I ask her assistant to just widen her eyes at me if she's ever had a phone thrown at her, but as the chat show host looks on bemusedly, the assistant confirms that Ellen is really as lovely as she seems.
"I think that, because I know what unhappiness is, I want to put happiness out there into the world," Ellen tells me. "I know what it feels like to be very sad. I know what depression feels like. I know what abandonment feels like. And so I learned to do something that helps all of those conditions, which is to be really funny. I try to find humour in the most mundane things that human beings do."
She married Portia De Rossi in California in 2008. At the time she didn't think that a lesbian couple would be of interest to the paparazzi, but Ellen and Portia have become tabloid favourites, with the subject of if/when they will have children wearily brushed aside by both at various points.
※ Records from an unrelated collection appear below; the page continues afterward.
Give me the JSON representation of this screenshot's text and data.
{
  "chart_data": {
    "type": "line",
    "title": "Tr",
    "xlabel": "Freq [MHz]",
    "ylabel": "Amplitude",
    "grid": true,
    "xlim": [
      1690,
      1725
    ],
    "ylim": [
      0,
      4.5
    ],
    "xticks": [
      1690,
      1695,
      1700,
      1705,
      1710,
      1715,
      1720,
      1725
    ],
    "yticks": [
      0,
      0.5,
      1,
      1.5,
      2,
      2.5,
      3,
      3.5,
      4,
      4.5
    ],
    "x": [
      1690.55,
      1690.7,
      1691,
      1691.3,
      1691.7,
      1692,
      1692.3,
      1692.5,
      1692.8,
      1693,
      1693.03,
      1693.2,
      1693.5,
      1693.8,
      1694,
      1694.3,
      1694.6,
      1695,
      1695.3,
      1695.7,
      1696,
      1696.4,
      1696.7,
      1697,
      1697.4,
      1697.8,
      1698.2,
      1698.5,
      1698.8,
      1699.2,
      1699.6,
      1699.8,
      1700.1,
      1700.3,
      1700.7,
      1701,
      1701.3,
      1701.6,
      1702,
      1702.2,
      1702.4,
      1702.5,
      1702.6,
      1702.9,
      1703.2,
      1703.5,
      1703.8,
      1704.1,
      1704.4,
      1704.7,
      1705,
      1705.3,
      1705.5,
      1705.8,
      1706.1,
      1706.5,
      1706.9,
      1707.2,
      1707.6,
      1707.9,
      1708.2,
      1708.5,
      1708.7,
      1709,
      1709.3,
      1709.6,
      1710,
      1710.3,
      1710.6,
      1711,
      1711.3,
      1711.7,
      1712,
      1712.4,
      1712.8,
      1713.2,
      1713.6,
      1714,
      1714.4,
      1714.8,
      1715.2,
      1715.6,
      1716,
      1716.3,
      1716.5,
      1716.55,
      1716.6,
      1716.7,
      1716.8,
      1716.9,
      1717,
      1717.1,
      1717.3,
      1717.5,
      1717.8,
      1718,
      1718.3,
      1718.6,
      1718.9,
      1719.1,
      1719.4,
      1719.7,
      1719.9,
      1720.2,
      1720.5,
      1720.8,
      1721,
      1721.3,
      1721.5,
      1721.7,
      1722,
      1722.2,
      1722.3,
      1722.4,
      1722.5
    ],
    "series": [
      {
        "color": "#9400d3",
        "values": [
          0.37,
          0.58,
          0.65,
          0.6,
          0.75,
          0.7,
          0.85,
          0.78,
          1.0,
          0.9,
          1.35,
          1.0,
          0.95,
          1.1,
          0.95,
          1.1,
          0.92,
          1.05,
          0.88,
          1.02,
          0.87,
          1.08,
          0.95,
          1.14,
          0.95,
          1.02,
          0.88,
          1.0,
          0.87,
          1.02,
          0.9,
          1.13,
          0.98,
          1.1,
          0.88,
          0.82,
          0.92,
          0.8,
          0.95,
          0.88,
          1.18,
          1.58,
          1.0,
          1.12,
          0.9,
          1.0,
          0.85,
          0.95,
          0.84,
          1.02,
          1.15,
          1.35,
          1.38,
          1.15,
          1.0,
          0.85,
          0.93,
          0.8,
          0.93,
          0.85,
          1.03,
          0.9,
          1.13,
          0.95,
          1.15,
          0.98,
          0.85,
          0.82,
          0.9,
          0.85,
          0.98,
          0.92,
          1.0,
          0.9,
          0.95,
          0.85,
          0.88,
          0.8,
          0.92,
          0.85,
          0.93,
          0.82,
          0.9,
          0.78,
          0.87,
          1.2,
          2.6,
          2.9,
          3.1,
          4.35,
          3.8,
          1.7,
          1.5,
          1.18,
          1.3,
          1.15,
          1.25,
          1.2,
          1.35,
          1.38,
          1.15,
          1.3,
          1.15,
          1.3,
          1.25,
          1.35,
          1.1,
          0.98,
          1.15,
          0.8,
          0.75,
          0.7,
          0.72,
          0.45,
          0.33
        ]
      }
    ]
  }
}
For now, they revel in the status of aunts, but Ellen tells me she doesn't use her superstar status to curry favour with the nieces.
"They watch some of the show - they're seven and five. They don't really understand what the show does yet, but they will as they get older. Portia is the beautiful princess aunt to them and they love her."
Ellen has places to go and people to see - including, perhaps, Kate Middleton, who she claims is a "15th cousin"; the two women shared space in the Royal Box at Wimbledon in the days before we meet. It's time for me to move.
I don't feel bad asking Ellen for a picture - she is, after all, the selfie queen, but I do wonder if it will come out, given that there is no 'interior of coal bunker' setting on the iPhone.
When the publicist hands the phone back to me, I glance down to see that I look indistinct, like a startled poltergeist. Beside me, Ellen is just right; she seems to have a glow that comes from within.